"Killerspiel"-Verbot schreckt Programmierer ab

Die Computerspieleentwickler in Deutschland rechnen mit einer Abwanderung der Hersteller ins Ausland, sollten Herstellung und Vertrieb so genannter Killerspiele verboten werden.

In Pocket speichern vorlesen Druckansicht 774 Kommentare lesen
Lesezeit: 6 Min.
Von
  • Peter König

Bei einem Verbot der Herstellung und des Vertriebs so genannter Killerspiele rechnet die Branche der Computerspieleentwickler in Deutschland mit einer Abwanderung der Hersteller. "Es gibt einige Entwickler, die bereits überlegen, wegen der schlechter werdenden Rahmenbedingungen ins Ausland zu gehen", zitiert der Tagesspiegel den Geschäftsführer der Berliner Games Academy, Thomas Dlugaiczyk. Die Games Academy ist eine Ausbildungsstätte für Computerspieleentwickler, und ihr Chef befürchtet, die Branche werde künftig einen Bogen um Deutschland machen. Als Beispiel führt die Zeitung die deutsche Firma Crytek an – deren Inhaber Cevat Yerli soll damit gedroht haben, seine Firma werde Deutschland verlassen, falls ihr neuer Science-Fiction-Shooter "Crysis" in Deutschland nicht in den Handel kommen darf.

Wenig überraschend sind auch die Vertreiber von Computerspielen gegen eine Verschärfung der Jugendschutzbestimmungen. Man begrüße zwar sinnvolle Regelungen, sagte Ubisoft-Sprecher Niels Bogdan dem Tagesspiegel, "aber der aus Bayern eingebrachte Entwurf schießt über das Ziel hinaus." Eine ganz ähnliche Formulierung war letzte Woche bereits vom Deutschen Kulturrat zu hören, der zu bedenken gab, dass die Freiheit der Kunst auch für Computerspiele gelten müsse. Eine Argumentation, die sich auch der Bundesverband interaktive Unterhaltungssoftware zu Eigen gemacht hat: Sein Geschäftsführer Olaf Wolters hält laut Tagesspiegel ein Verbot von bestimmten Computerspielen wegen der hierzulande geltenden Kunst- und Berufsfreiheit für unvereinbar mit der Verfassung. Sein Verband signalisert zwar in einer Stellungnahme zum Sofortprogramm von Familienministerin von der Leyen "zum wirksamen Schutz von Kindern und Jugendlichen vor extrem gewalthaltigen Computerspielen" die grundsätzliche Bereitschaft zur Mitarbeit bei der Verbesserung des Jugendmedienschutzes. Grenzen zu ziehen, sei aber kaum möglich, äußerte Wolters gegenüber dem Tagesspiegel – "selbst die Moorhuhn-Jagd ist gewalthaltig".

Den viel diskutierten, von Bayern eingebrachten und von Niedersachsen unterstützten Antrag auf Verschärfung des Jugendschutzgesetzes und über die Aufnahme eines gesonderten Paragraphen zu so genannten Killerspielen ins Strafgesetzbuch verwies der Bundesrat am Freitag zur weiteren Verhandlung in die Ausschüsse.

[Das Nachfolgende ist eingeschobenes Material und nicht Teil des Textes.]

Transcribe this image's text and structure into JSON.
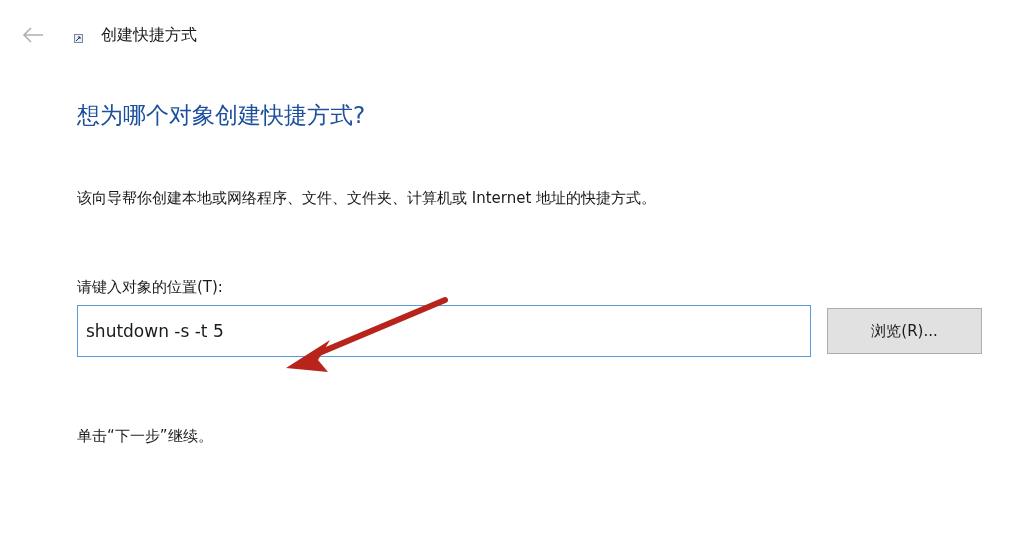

Bundesfamilienministerin Ursula von der Leyen hatte dagegen vergangene Woche gemeinsam mit ihrem nordrhein-westfälischen Amtskollegen Armin Laschet (beide CDU) angekündigt, dass Bund und Länder Kinder und Jugendliche besser vor Killerspielen schützen wollen. Anders als bei der bayerischen Gesetzesinitiative gehen sie aber nicht den Weg über das Strafgesetzbuch, sondern planen, bis zum Jahresende die Kriterien im Jugendschutzgesetz für die Beurteilung von Gewaltszenen bei Computerspielen zu verschärfen.